“If you work hard enough, and assert yourself, and use your mind and imagination, you can shape the world to your desires” ~ a quote from Outliers by Malcolm Gladwell
This was the mindset of the early Jewish immigrants who can to New York City in at the beginning of the twentieth century. They were primarily tradesmen who specialized in the clothing industry and similar trades which soon became the single largest industry in the City at that time. According the Gladwell these people were poised at the perfect time in history to take advantage of several key factors including the high demand for the skills they had to offer, tremendous growth in the population, and the abilities needed to pursue independent business operations. They were creators and innovators and entrepreneurs. And yes they may have worked hard and made only a little money but they were happy. They were the ones shaping their worlds and creating their futures both for themselves and for their future generations. Their children and grandchildren followed this path and eventually became the most successful doctors and lawyers of their respective times.
Knowledge is intoxicating. Once you begin to steep yourself in it you become absorbed with learning more. You want to know everything there is to know about . . . well everything! However, what really sets people apart and makes them successful and perhaps even more importantly is the ability to create. This seems to be one of the ways that humans were made in the image of God as Genesis tells us. God’s overflow of His own happiness, or perhaps His expression of His own joy that he found in himself (according to John Piper) revealed itself in creation. Look at the great men of the Bible. Joseph creatively and innovatively managed to stave off a terrible famine saving both his family and his adopted country. Noah created an enormous ark which was quite the laughing stock of his time but based on God’s forewarning turned out to save humanity from utter destruction. Paul created church after church, toiling harder than anyone (in his own words), to make his dream a reality. He worked hard, harder than enough. He asserted himself amongst the top leaders of his day. He used his mind and knowledge of the Jewish Scriptures. He used his imagination to creatively connect old and new theology into a practical relevant message. And he shaped his world to his desires spreading the gospel to thousands perhaps millions of people.
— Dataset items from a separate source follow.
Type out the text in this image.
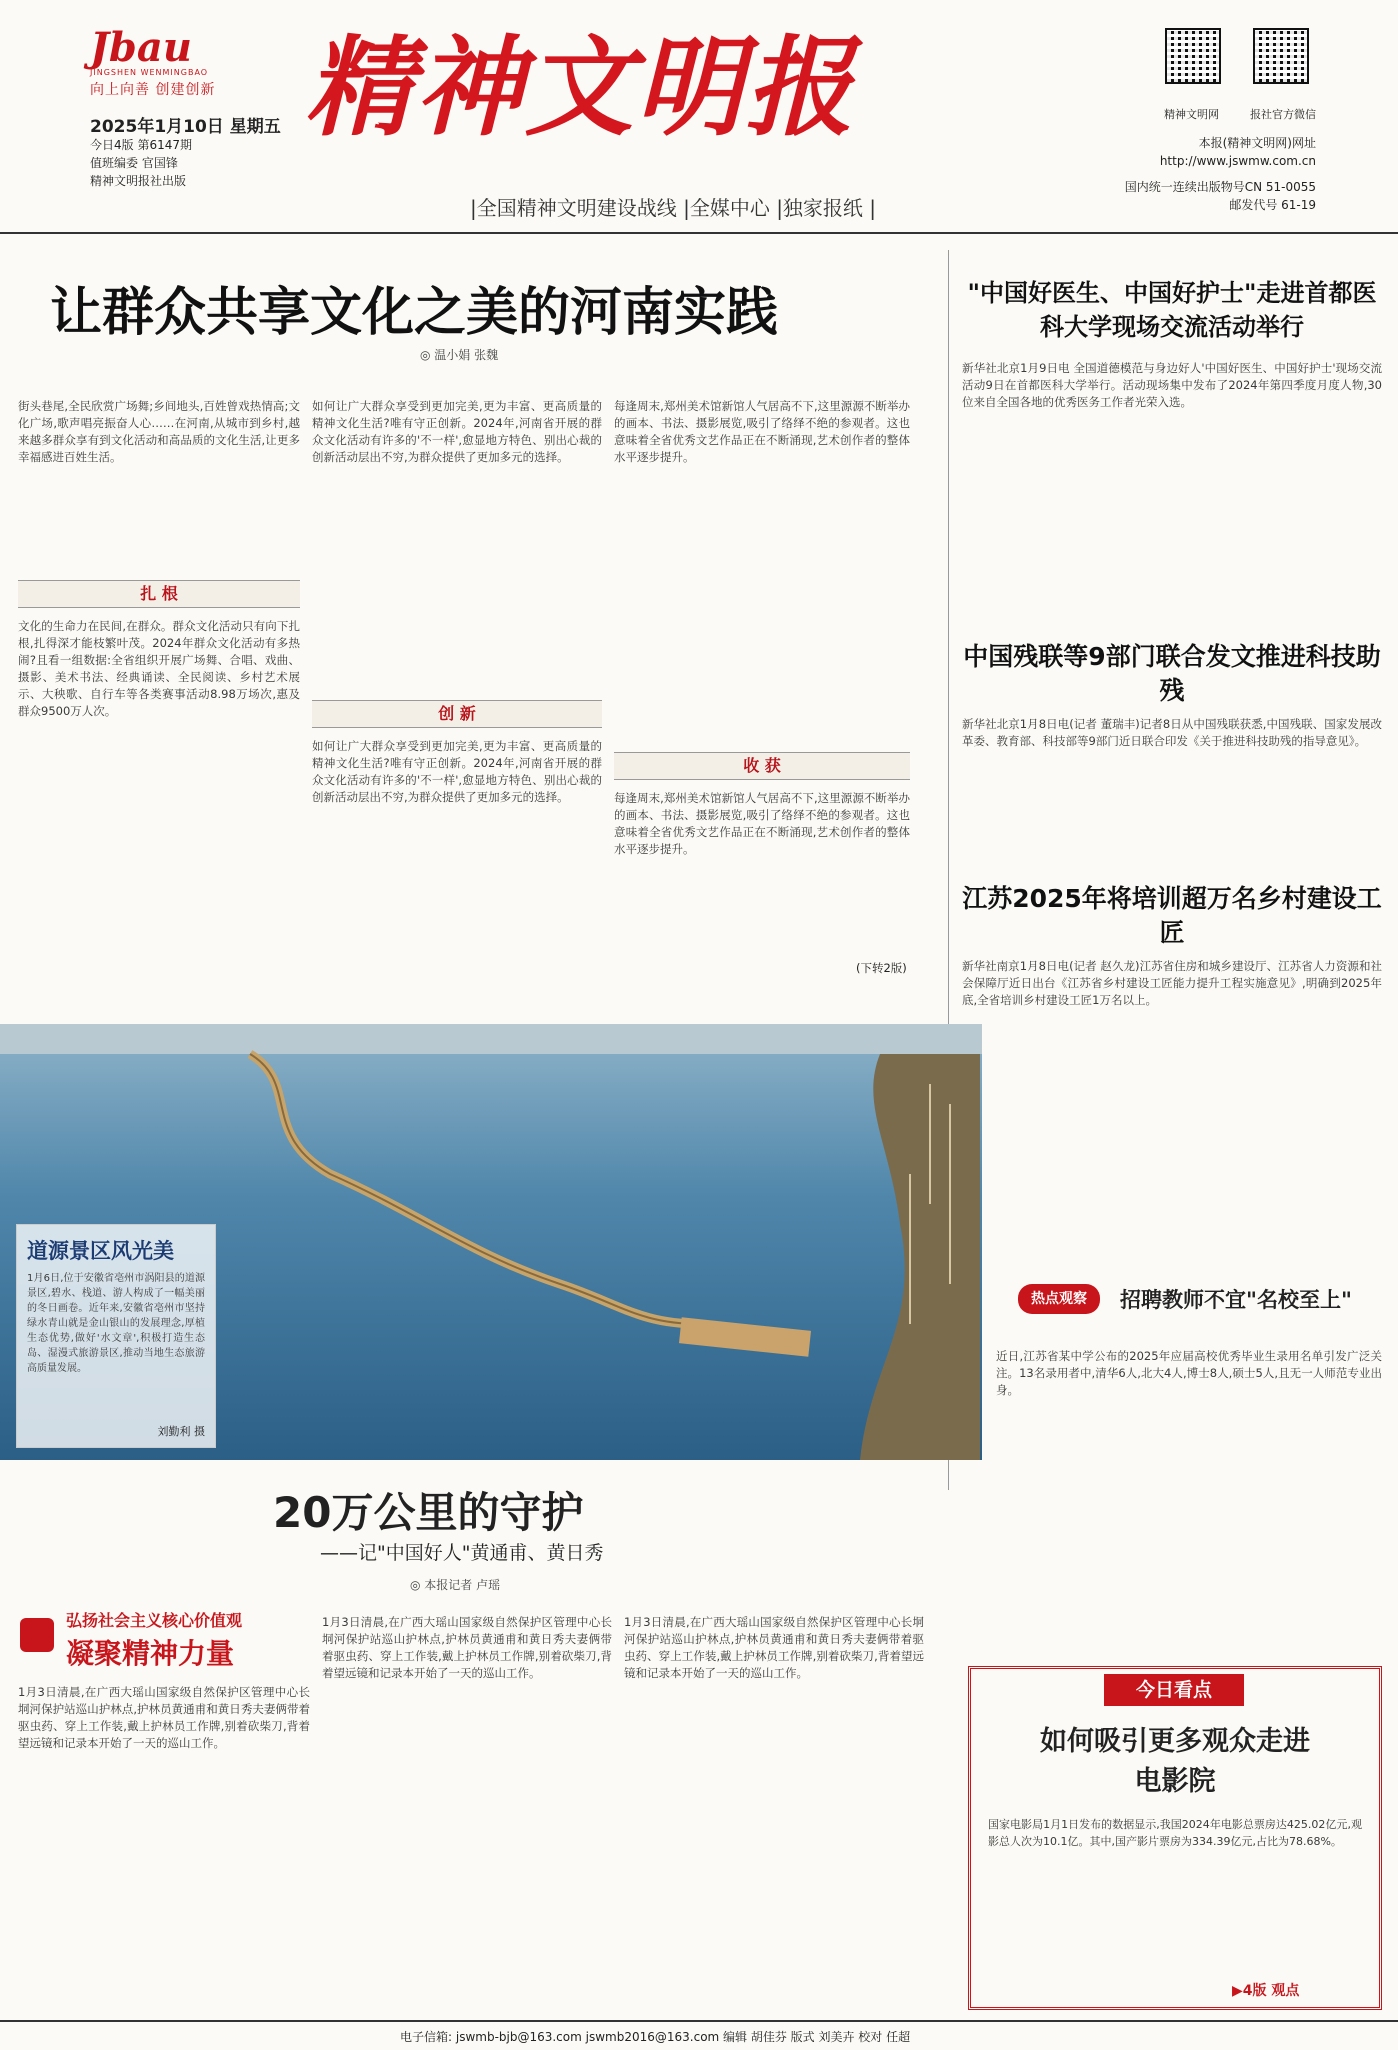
Jbau
JINGSHEN WENMINGBAO
向上向善 创建创新
2025年1月10日 星期五
今日4版 第6147期
值班编委 官国锋
精神文明报社出版
精神文明报
|全国精神文明建设战线 |全媒中心 |独家报纸 |
精神文明网	报社官方微信
本报(精神文明网)网址
http://www.jswmw.com.cn
国内统一连续出版物号CN 51-0055
邮发代号 61-19
让群众共享文化之美的河南实践
◎ 温小娟 张魏
街头巷尾,全民欣赏广场舞;乡间地头,百姓曾戏热情高;文化广场,歌声唱亮振奋人心……在河南,从城市到乡村,越来越多群众享有到文化活动和高品质的文化生活,让更多幸福感进百姓生活。
扎 根
文化的生命力在民间,在群众。群众文化活动只有向下扎根,扎得深才能枝繁叶茂。2024年群众文化活动有多热闹?且看一组数据:全省组织开展广场舞、合唱、戏曲、摄影、美术书法、经典诵读、全民阅读、乡村艺术展示、大秧歌、自行车等各类赛事活动8.98万场次,惠及群众9500万人次。
如何让广大群众享受到更加完美,更为丰富、更高质量的精神文化生活?唯有守正创新。2024年,河南省开展的群众文化活动有许多的'不一样',愈显地方特色、别出心裁的创新活动层出不穷,为群众提供了更加多元的选择。
创 新
如何让广大群众享受到更加完美,更为丰富、更高质量的精神文化生活?唯有守正创新。2024年,河南省开展的群众文化活动有许多的'不一样',愈显地方特色、别出心裁的创新活动层出不穷,为群众提供了更加多元的选择。
每逢周末,郑州美术馆新馆人气居高不下,这里源源不断举办的画本、书法、摄影展览,吸引了络绎不绝的参观者。这也意味着全省优秀文艺作品正在不断涌现,艺术创作者的整体水平逐步提升。
收 获
每逢周末,郑州美术馆新馆人气居高不下,这里源源不断举办的画本、书法、摄影展览,吸引了络绎不绝的参观者。这也意味着全省优秀文艺作品正在不断涌现,艺术创作者的整体水平逐步提升。
(下转2版)
"中国好医生、中国好护士"走进首都医科大学现场交流活动举行
新华社北京1月9日电 全国道德模范与身边好人'中国好医生、中国好护士'现场交流活动9日在首都医科大学举行。活动现场集中发布了2024年第四季度月度人物,30位来自全国各地的优秀医务工作者光荣入选。
中国残联等9部门联合发文推进科技助残
新华社北京1月8日电(记者 董瑞丰)记者8日从中国残联获悉,中国残联、国家发展改革委、教育部、科技部等9部门近日联合印发《关于推进科技助残的指导意见》。
江苏2025年将培训超万名乡村建设工匠
新华社南京1月8日电(记者 赵久龙)江苏省住房和城乡建设厅、江苏省人力资源和社会保障厅近日出台《江苏省乡村建设工匠能力提升工程实施意见》,明确到2025年底,全省培训乡村建设工匠1万名以上。
道源景区风光美
1月6日,位于安徽省亳州市涡阳县的道源景区,碧水、栈道、游人构成了一幅美丽的冬日画卷。近年来,安徽省亳州市坚持绿水青山就是金山银山的发展理念,厚植生态优势,做好'水文章',积极打造生态岛、湿漫式旅游景区,推动当地生态旅游高质量发展。
刘勤利 摄
热点观察	招聘教师不宜"名校至上"
近日,江苏省某中学公布的2025年应届高校优秀毕业生录用名单引发广泛关注。13名录用者中,清华6人,北大4人,博士8人,硕士5人,且无一人师范专业出身。
20万公里的守护
——记"中国好人"黄通甫、黄日秀
◎ 本报记者 卢瑶
弘扬社会主义核心价值观
凝聚精神力量
1月3日清晨,在广西大瑶山国家级自然保护区管理中心长垌河保护站巡山护林点,护林员黄通甫和黄日秀夫妻俩带着驱虫药、穿上工作装,戴上护林员工作牌,别着砍柴刀,背着望远镜和记录本开始了一天的巡山工作。
1月3日清晨,在广西大瑶山国家级自然保护区管理中心长垌河保护站巡山护林点,护林员黄通甫和黄日秀夫妻俩带着驱虫药、穿上工作装,戴上护林员工作牌,别着砍柴刀,背着望远镜和记录本开始了一天的巡山工作。
1月3日清晨,在广西大瑶山国家级自然保护区管理中心长垌河保护站巡山护林点,护林员黄通甫和黄日秀夫妻俩带着驱虫药、穿上工作装,戴上护林员工作牌,别着砍柴刀,背着望远镜和记录本开始了一天的巡山工作。
今日看点
如何吸引更多观众走进电影院
国家电影局1月1日发布的数据显示,我国2024年电影总票房达425.02亿元,观影总人次为10.1亿。其中,国产影片票房为334.39亿元,占比为78.68%。
▶4版 观点
电子信箱: jswmb-bjb@163.com jswmb2016@163.com 编辑 胡佳芬 版式 刘美卉 校对 任超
However, it seems that first to be creative we need knowledge. This is what sets apart Thomas Edison from your neighbor who is trying to get rich off his newest invention. Your neighbor probably doesn’t like working very much. He’s rather chill at the bar with his friends. But that takes money. So “inventing” something seems like an easy way to make some money. You may give him an amused nod of approval as he rants about his latest bright idea. You may even show genuine appreciation for a new tool he creates to make mowing your lawn more efficient. But you will never see his products at Lowe’s or Home Depot. You will never read about him a hundred years later in your kid’s high school history books. In fact, if you move away from him you will probably at best remember him as a bemusing individual whom you may laugh about with your friends over a beer or use as an illustration of laziness for your kids.
You see Edison spent thousands hours on his invention. And he started from the ground up. He didn’t start thinking “how can I invent something to provide light for my house without using fire?” He started with a profound desire to know and to understand natural phenomenon around him. Which led to his understanding of electricity. Which, 10,000 hours later, led to his invention of the light bulb. Which you can still find a hundred years later on the shelves of . . . just about anywhere.
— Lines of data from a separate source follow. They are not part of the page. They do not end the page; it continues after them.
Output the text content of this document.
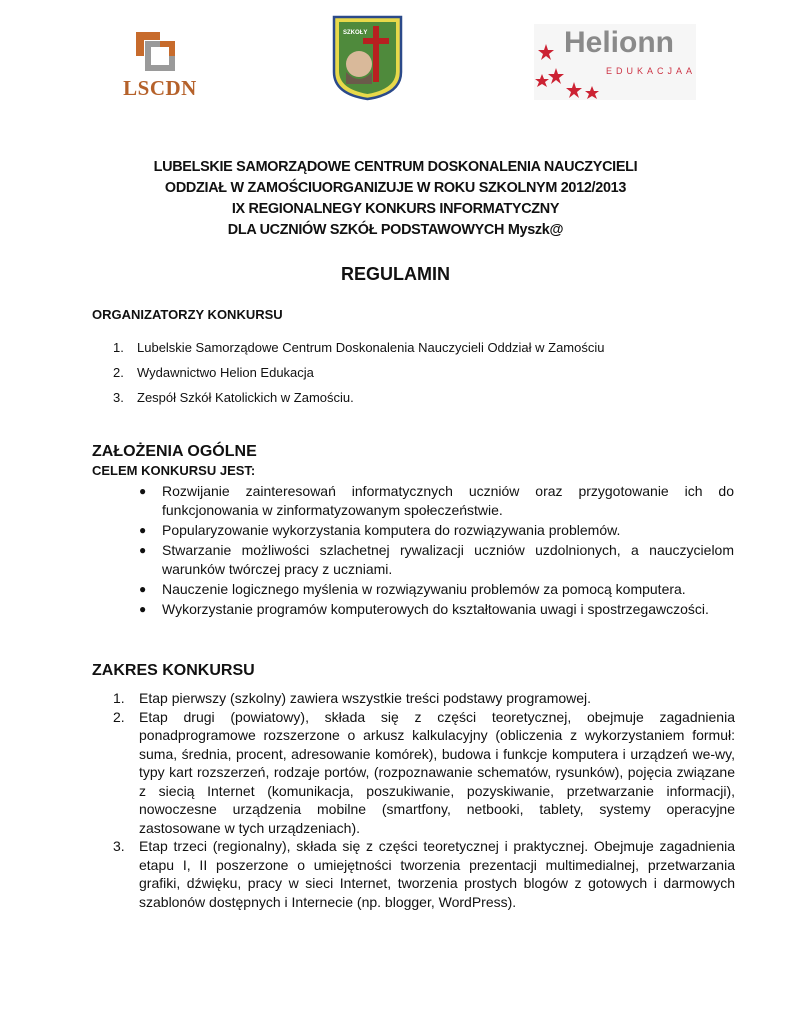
LSCDN
SZKOŁY	Helionn
EDUKACJAA
LUBELSKIE SAMORZĄDOWE CENTRUM DOSKONALENIA NAUCZYCIELI
ODDZIAŁ W ZAMOŚCIUORGANIZUJE W ROKU SZKOLNYM 2012/2013
IX REGIONALNEGY KONKURS INFORMATYCZNY
DLA UCZNIÓW SZKÓŁ PODSTAWOWYCH Myszk@
REGULAMIN
ORGANIZATORZY KONKURSU
1. Lubelskie Samorządowe Centrum Doskonalenia Nauczycieli Oddział w Zamościu
2. Wydawnictwo Helion Edukacja
3. Zespół Szkół Katolickich w Zamościu.
ZAŁOŻENIA OGÓLNE
CELEM KONKURSU JEST:
● Rozwijanie zainteresowań informatycznych uczniów oraz przygotowanie ich do funkcjonowania w zinformatyzowanym społeczeństwie.
● Popularyzowanie wykorzystania komputera do rozwiązywania problemów.
● Stwarzanie możliwości szlachetnej rywalizacji uczniów uzdolnionych, a nauczycielom warunków twórczej pracy z uczniami.
● Nauczenie logicznego myślenia w rozwiązywaniu problemów za pomocą komputera.
● Wykorzystanie programów komputerowych do kształtowania uwagi i spostrzegawczości.
ZAKRES KONKURSU
1. Etap pierwszy (szkolny) zawiera wszystkie treści podstawy programowej.
2. Etap drugi (powiatowy), składa się z części teoretycznej, obejmuje zagadnienia ponadprogramowe rozszerzone o arkusz kalkulacyjny (obliczenia z wykorzystaniem formuł: suma, średnia, procent, adresowanie komórek), budowa i funkcje komputera i urządzeń we-wy, typy kart rozszerzeń, rodzaje portów, (rozpoznawanie schematów, rysunków), pojęcia związane z siecią Internet (komunikacja, poszukiwanie, pozyskiwanie, przetwarzanie informacji), nowoczesne urządzenia mobilne (smartfony, netbooki, tablety, systemy operacyjne zastosowane w tych urządzeniach).
3. Etap trzeci (regionalny), składa się z części teoretycznej i praktycznej. Obejmuje zagadnienia etapu I, II poszerzone o umiejętności tworzenia prezentacji multimedialnej, przetwarzania grafiki, dźwięku, pracy w sieci Internet, tworzenia prostych blogów z gotowych i darmowych szablonów dostępnych i Internecie (np. blogger, WordPress).
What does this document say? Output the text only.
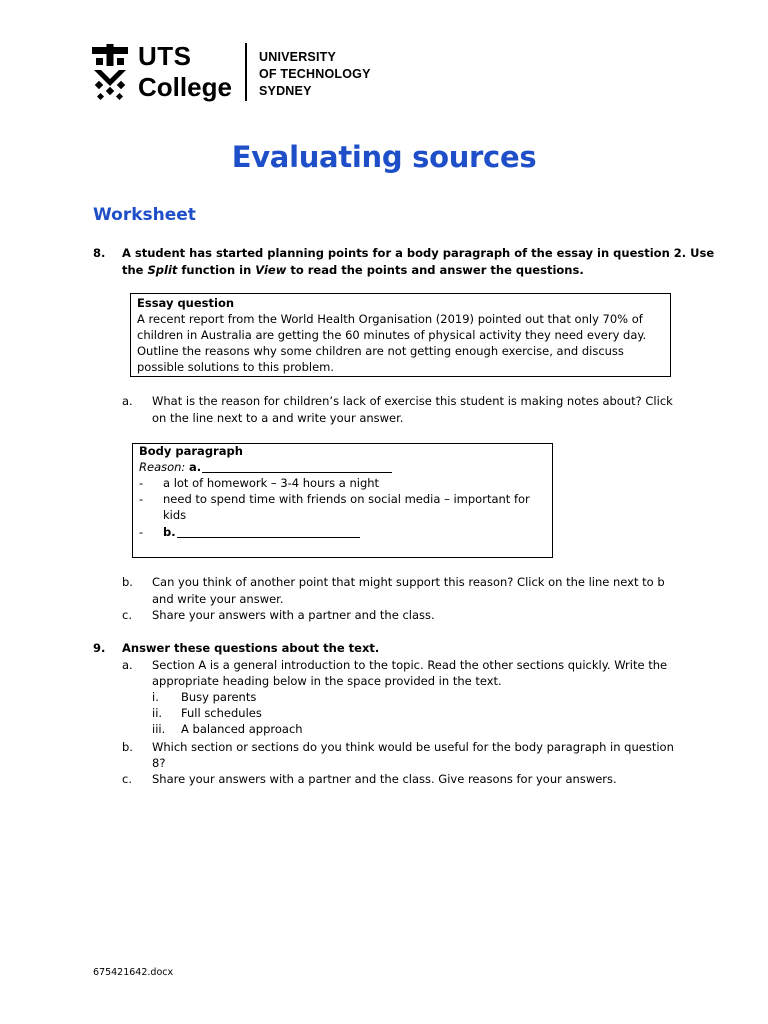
UTS
College
UNIVERSITY
OF TECHNOLOGY
SYDNEY
Evaluating sources
Worksheet
8. A student has started planning points for a body paragraph of the essay in question 2. Use
the Split function in View to read the points and answer the questions.
Essay question
A recent report from the World Health Organisation (2019) pointed out that only 70% of
children in Australia are getting the 60 minutes of physical activity they need every day.
Outline the reasons why some children are not getting enough exercise, and discuss
possible solutions to this problem.
a. What is the reason for children’s lack of exercise this student is making notes about? Click
on the line next to a and write your answer.
Body paragraph
Reason: a.
- a lot of homework – 3-4 hours a night
- need to spend time with friends on social media – important for
kids
- b.
b. Can you think of another point that might support this reason? Click on the line next to b
and write your answer.
c. Share your answers with a partner and the class.
9. Answer these questions about the text.
a. Section A is a general introduction to the topic. Read the other sections quickly. Write the
appropriate heading below in the space provided in the text.
i. Busy parents
ii. Full schedules
iii. A balanced approach
b. Which section or sections do you think would be useful for the body paragraph in question
8?
c. Share your answers with a partner and the class. Give reasons for your answers.
675421642.docx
Success doesn’t come from tinkering around with ideas and bouncing them off your friends over coffee or musing over them on your bed late at night (after spending most of the evening talking about the guy you like or the house you will one day own or watching your favorite drama on television). You don’t learn how to make a woman happy by tinkering with the idea of dating. Going out with one or two. Talking to your mom about why you can’t understand girls and repeating to your buddy canned phrases such as “women! Can’t live with them, can’t live without them!” The magic number for being an expert at something is 10,000 hours. 10,000 hours not of tinkering and or thinking about a hundred different ideas, but of hard work gaining knowledge from those experts who have lived over many generations and done the same thing. You can’t decide the fate of the universe and convince me you are right because you spend 200 hours reading articles on the internet and a couple Tim Lahaye books and Revelation and now consider yourself an expert. You’re not. Spend 6 hours a day for the next five years reading everything you can get your hands on, and then maybe you can say you have mastered such philosophy.
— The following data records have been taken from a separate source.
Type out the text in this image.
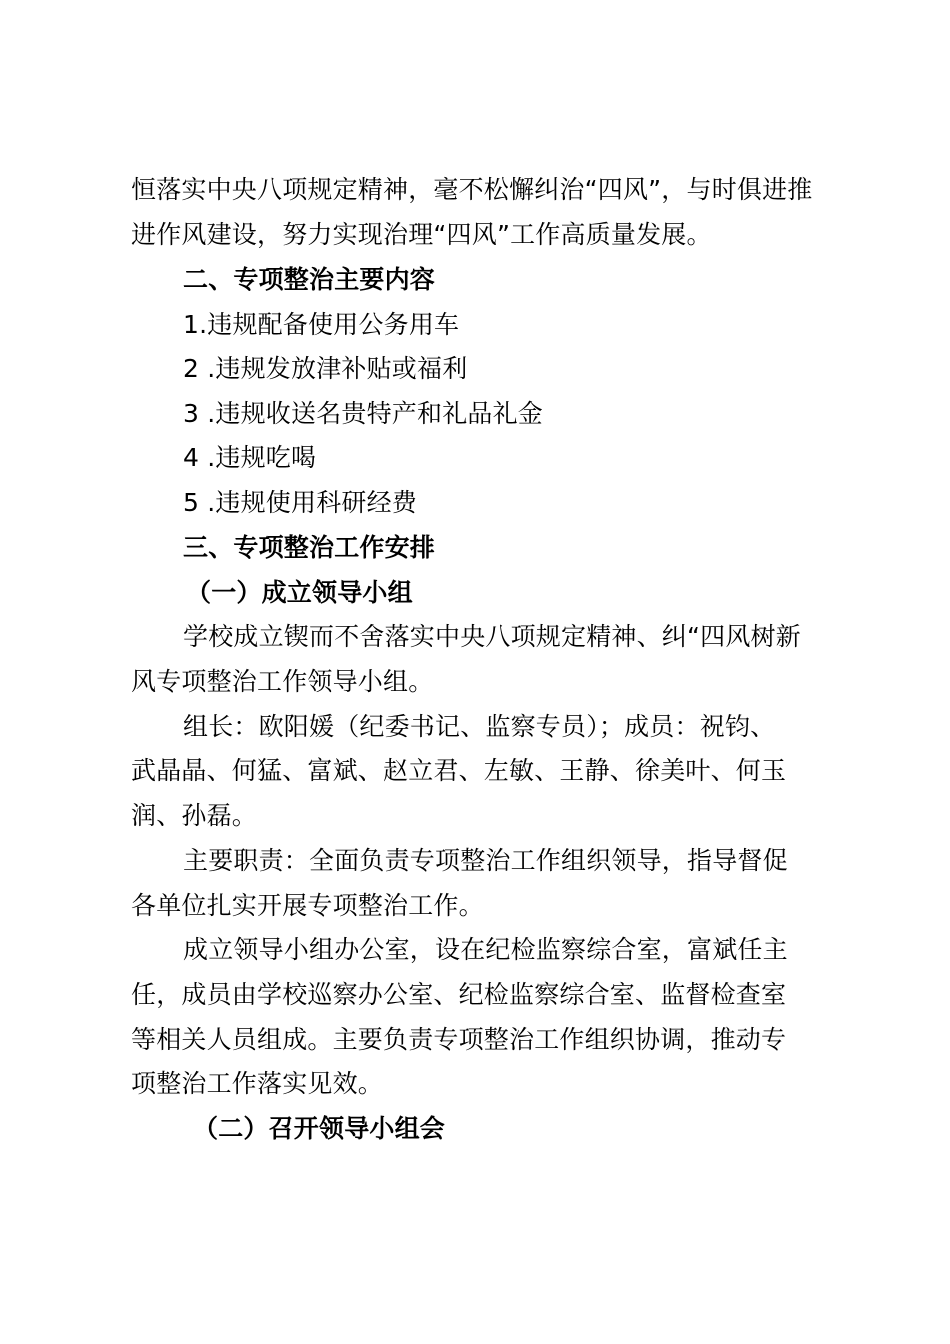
恒落实中央八项规定精神，毫不松懈纠治“四风”，与时俱进推
进作风建设，努力实现治理“四风”工作高质量发展。
二、专项整治主要内容
1.违规配备使用公务用车
2 .违规发放津补贴或福利
3 .违规收送名贵特产和礼品礼金
4 .违规吃喝
5 .违规使用科研经费
三、专项整治工作安排
（一）成立领导小组
学校成立锲而不舍落实中央八项规定精神、纠“四风树新
风专项整治工作领导小组。
组长：欧阳媛（纪委书记、监察专员）；成员：祝钧、
武晶晶、何猛、富斌、赵立君、左敏、王静、徐美叶、何玉
润、孙磊。
主要职责：全面负责专项整治工作组织领导，指导督促
各单位扎实开展专项整治工作。
成立领导小组办公室，设在纪检监察综合室，富斌任主
任，成员由学校巡察办公室、纪检监察综合室、监督检查室
等相关人员组成。主要负责专项整治工作组织协调，推动专
项整治工作落实见效。
（二）召开领导小组会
And before one can truly be creative, one has to start with becoming an expert, with mastering something on which to build creativity. Otherwise you’ll be just like this post. Simply reformulating or even worse parroting the ideas of someone else because you never took the time to master those ideas in order to create new ones. (This post is quite honestly the abridging and repackaging of Malcolm Gladwell’s much researched and highly recommended work in three separate books [The Tipping Point, Blink, and Outliers] which undoubtedly took him hours of dedicated work and yet all narrows down to this one profound statement “the small things matter, a great deal more than we give them credit” – more on this later).